Is acyclic ZF consistent?

Question

I need to know if the following system is consistent, because I want to use it in presenting automorphisms over stratified versions of it.

The system I'd label as "Acyclic ZF", which is $\small \sf ZF-Reg.+ acyclic \ AFA + Rank$, is obtained by adding a two place predicate symbol $\mathcal R$ symbolizing is the rank of to the language of $\small \sf ZF$, then replace Regularity by the following two acyclic AFA axioms:

Acyclicity: $\forall x_1,..,x_n: \neg (x_1 \in x_2 \in x_3 \in ... \in x_n \land x_1=x_n)$

Acyclic construction: For every acyclic accessible pointed graph there exists a set whose membership graph is isomorphic to it, where the latter means the membership map on the transitive closure of that set.

Now we define the unary predicate ordinal, symbolized by $\mathcal Ord$, as transitive set of transitive sets. To be emphasized here is that an ordinal can be a von Neumann or may not be so! If the ordinal is well founded on $\in$, then it is a von Neumann ordinal, if not then its to be called as a non-standard ordinal, or even more outrageously an ill-founded ordinal. We make axioms to the effect that the ranking relation $\mathcal R$ constitute a partial function from ordinals to sets such that the indexed sets would correspond to iterative powers similar to the buildup of the cumulative hierarchy. Formally this is:

$\forall a,b,c,d: \mathcal R(a,b) \land \mathcal R(c,d) \longrightarrow [a=c \Leftrightarrow b=d]$

$\forall x: \exists y (\mathcal R (x,y)) \iff \mathcal Ord(x)$

$\forall \alpha \forall x \forall y: \mathcal R(\alpha, x) \land \mathcal R (\alpha \cup \{\alpha \}, y) \longrightarrow y=\mathcal P(x)$

$\forall \alpha \forall x [(\not \exists \beta: \alpha=\beta \cup \{\beta\}) \land \mathcal R(\alpha,x) \longrightarrow \\ x= \bigcup \{y: \exists \beta \in \alpha ( \mathcal R(\beta,y)) \}]$

$\forall \alpha \forall x : \mathcal R(\alpha,x) \to \alpha \subseteq x \land \alpha \not \in x$

$\forall \alpha \forall x: \mathcal R (\alpha, x) \to \forall y \in x (y \subseteq x)$

The last axiom is to restrict sets to those itrative stages, I'll consider it as a parallel to foundation, that is:

Para-foundation: $\forall x \exists \alpha \exists v : \mathcal R(\alpha, v) \land x \in v$

Now, is Acyclic ZF consistent?

Answer 1

Acyclic ZF is inconsistent. Let D be the directed graph whose vertices are the natural numbers where (a,b) is an edge if a=0 and a<b, or b>0 and a>b. By Acyclic construction, there is set {x0.x1,x2,...} such that xi∈𝑥j iff (i,j) is in D. Each xi is a transitive set and thus each xi is an ordinal.
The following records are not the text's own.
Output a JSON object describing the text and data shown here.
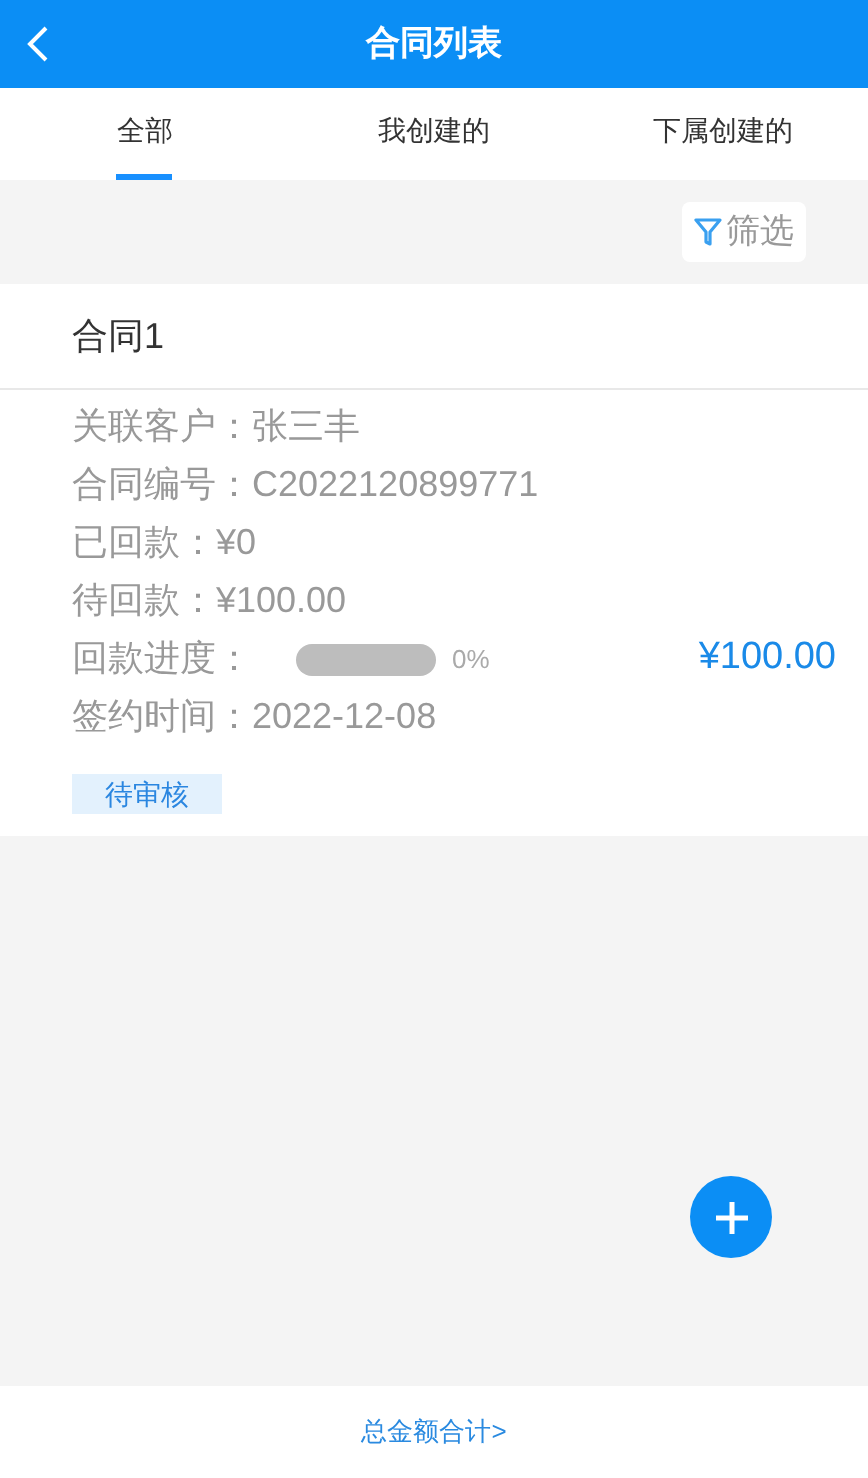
{
  "header": {
    "title": "合同列表"
  },
  "tabs": [
    {
      "label": "全部",
      "selected": true
    },
    {
      "label": "我创建的",
      "selected": false
    },
    {
      "label": "下属创建的",
      "selected": false
    }
  ],
  "filter": {
    "label": "筛选"
  },
  "contracts": [
    {
      "title": "合同1",
      "fields": [
        {
          "kind": "text",
          "text": "关联客户：张三丰"
        },
        {
          "kind": "text",
          "text": "合同编号：C2022120899771"
        },
        {
          "kind": "text",
          "text": "已回款：¥0"
        },
        {
          "kind": "text",
          "text": "待回款：¥100.00"
        },
        {
          "kind": "progress",
          "text": "回款进度：",
          "level": 0,
          "reading": "0%",
          "amount": "¥100.00"
        },
        {
          "kind": "text",
          "text": "签约时间：2022-12-08"
        }
      ],
      "status": "待审核"
    }
  ],
  "footer": {
    "link": "总金额合计>"
  }
}
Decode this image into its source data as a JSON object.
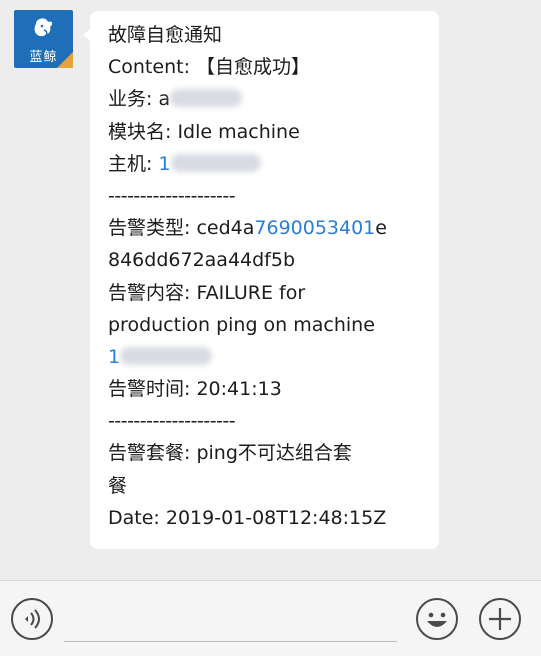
{
  "avatar": {
    "name": "蓝鲸"
  },
  "message": {
    "title": "故障自愈通知",
    "content_label": "Content:",
    "content_value": "【自愈成功】",
    "business_label": "业务:",
    "business_value": "a",
    "module_label": "模块名:",
    "module_value": "Idle machine",
    "host_label": "主机:",
    "host_value": "1",
    "separator": "--------------------",
    "alert_type_label": "告警类型:",
    "alert_type_part1": "ced4a",
    "alert_type_link": "7690053401",
    "alert_type_part2": "e",
    "alert_type_line2": "846dd672aa44df5b",
    "alert_content_label": "告警内容:",
    "alert_content_value": "FAILURE for",
    "alert_content_line2": "production ping on machine",
    "alert_content_line3": "1",
    "alert_time_label": "告警时间:",
    "alert_time_value": "20:41:13",
    "separator2": "--------------------",
    "package_label": "告警套餐:",
    "package_value": "ping不可达组合套",
    "package_line2": "餐",
    "date_line": "Date: 2019-01-08T12:48:15Z"
  },
  "footer": {
    "voice_icon": "voice-icon",
    "emoji_icon": "emoji-icon",
    "plus_icon": "plus-icon"
  }
}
(1)Suppose R(xi,yi) for all natural numbers i. Suppose j>0. Then every von Neumann ordinal is in yj.
Proof: Suppose it is not true and let b be the least von Neumann ordinal which is not in yi for all i>0. We note that for i>0, xi=x(i+1)U{x(i+1)}. By our assumption, for every i>0, b⊆y(i+1). Therefore b∈yi.
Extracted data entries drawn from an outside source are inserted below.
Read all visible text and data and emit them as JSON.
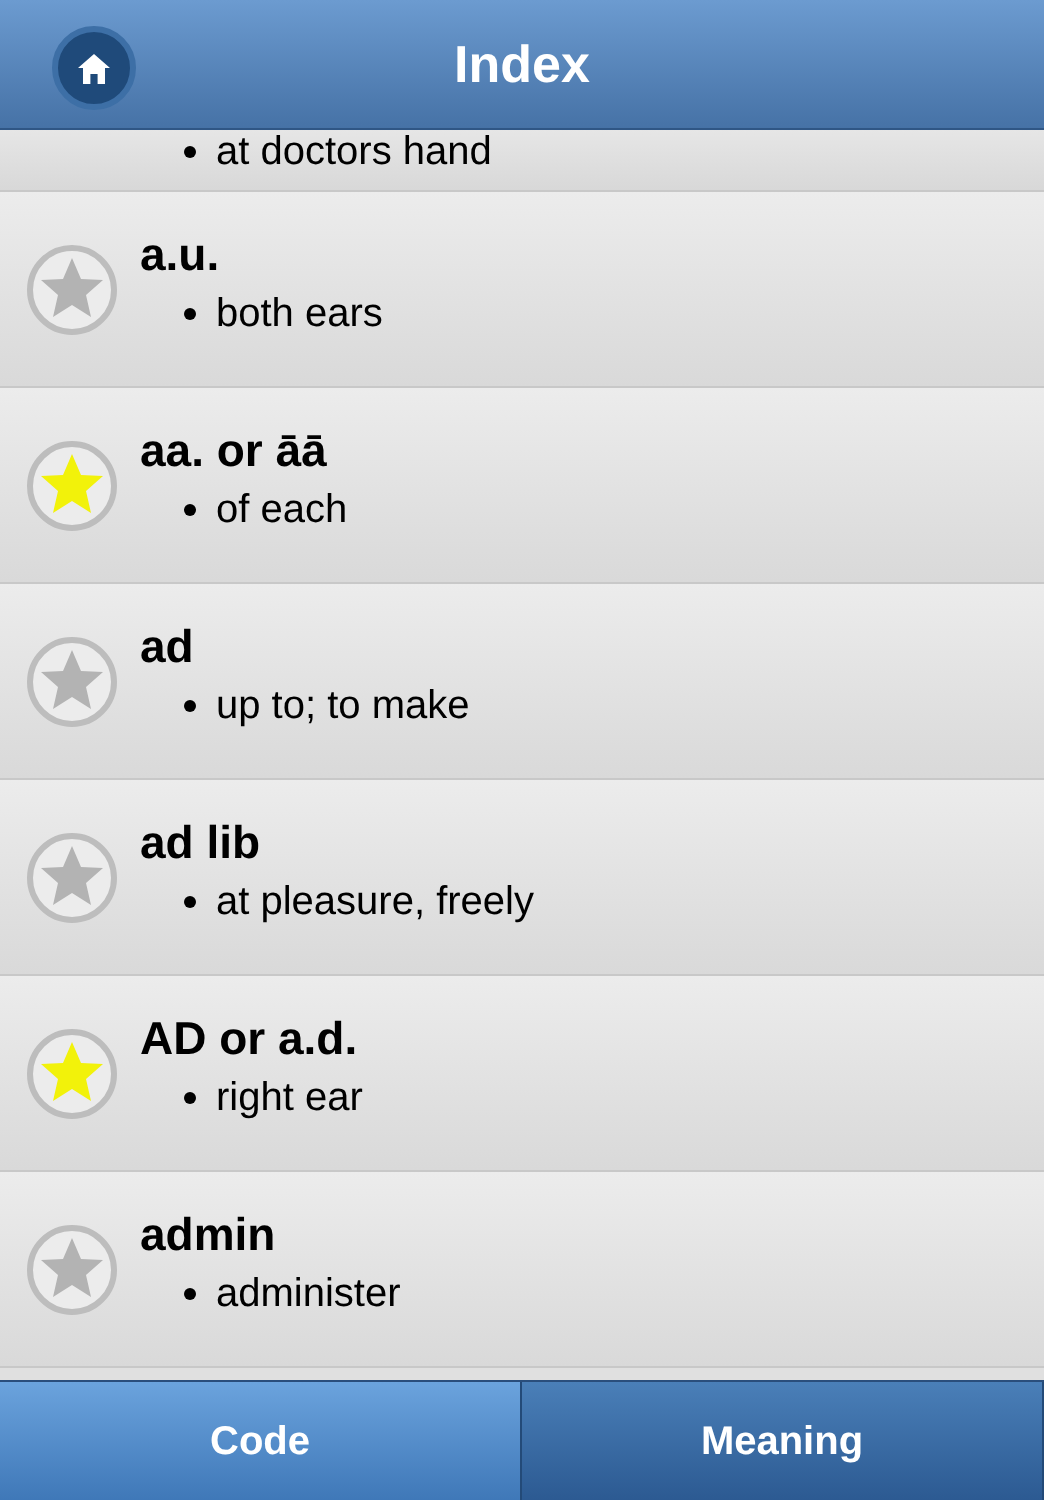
{
  "header": {
    "title": "Index"
  },
  "partial_entry": {
    "meaning": "at doctors hand"
  },
  "entries": [
    {
      "code": "a.u.",
      "meaning": "both ears",
      "starred": false
    },
    {
      "code": "aa. or āā",
      "meaning": "of each",
      "starred": true
    },
    {
      "code": "ad",
      "meaning": "up to; to make",
      "starred": false
    },
    {
      "code": "ad lib",
      "meaning": "at pleasure, freely",
      "starred": false
    },
    {
      "code": "AD or a.d.",
      "meaning": "right ear",
      "starred": true
    },
    {
      "code": "admin",
      "meaning": "administer",
      "starred": false
    }
  ],
  "tabs": [
    {
      "label": "Code",
      "selected": true
    },
    {
      "label": "Meaning",
      "selected": false
    }
  ]
}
Therefore there is a set A of all von Neumann ordinals. But then A is a von Neumann ordinal and thus A∈A.

Answer 2

It is impossible to have a rank that is both:

1. Ill-founded, and
2. successive steps are obtained by the power set operation.

The reason is simple, it would define a "Specker-tree" which is not a tree. Recall that $T$ is a Specker tree if it is a collection of sets such that $x$ is the direct successor of $y$ if and only if $|y|=|\mathcal P(x)|$. Specker trees are well-founded, in the sense that they do not have infinite branches.

The reason, of course, is that $x\mapsto\aleph(x)$ is a function which is non-decreasing with power sets, so an infinite branch would correspond to a decreasing sequence of ordinals. And even if you decide that all hereditarily transitive sets should be called "ordinals", it does not change the fact that Hartogs numbers are well-founded ordinals.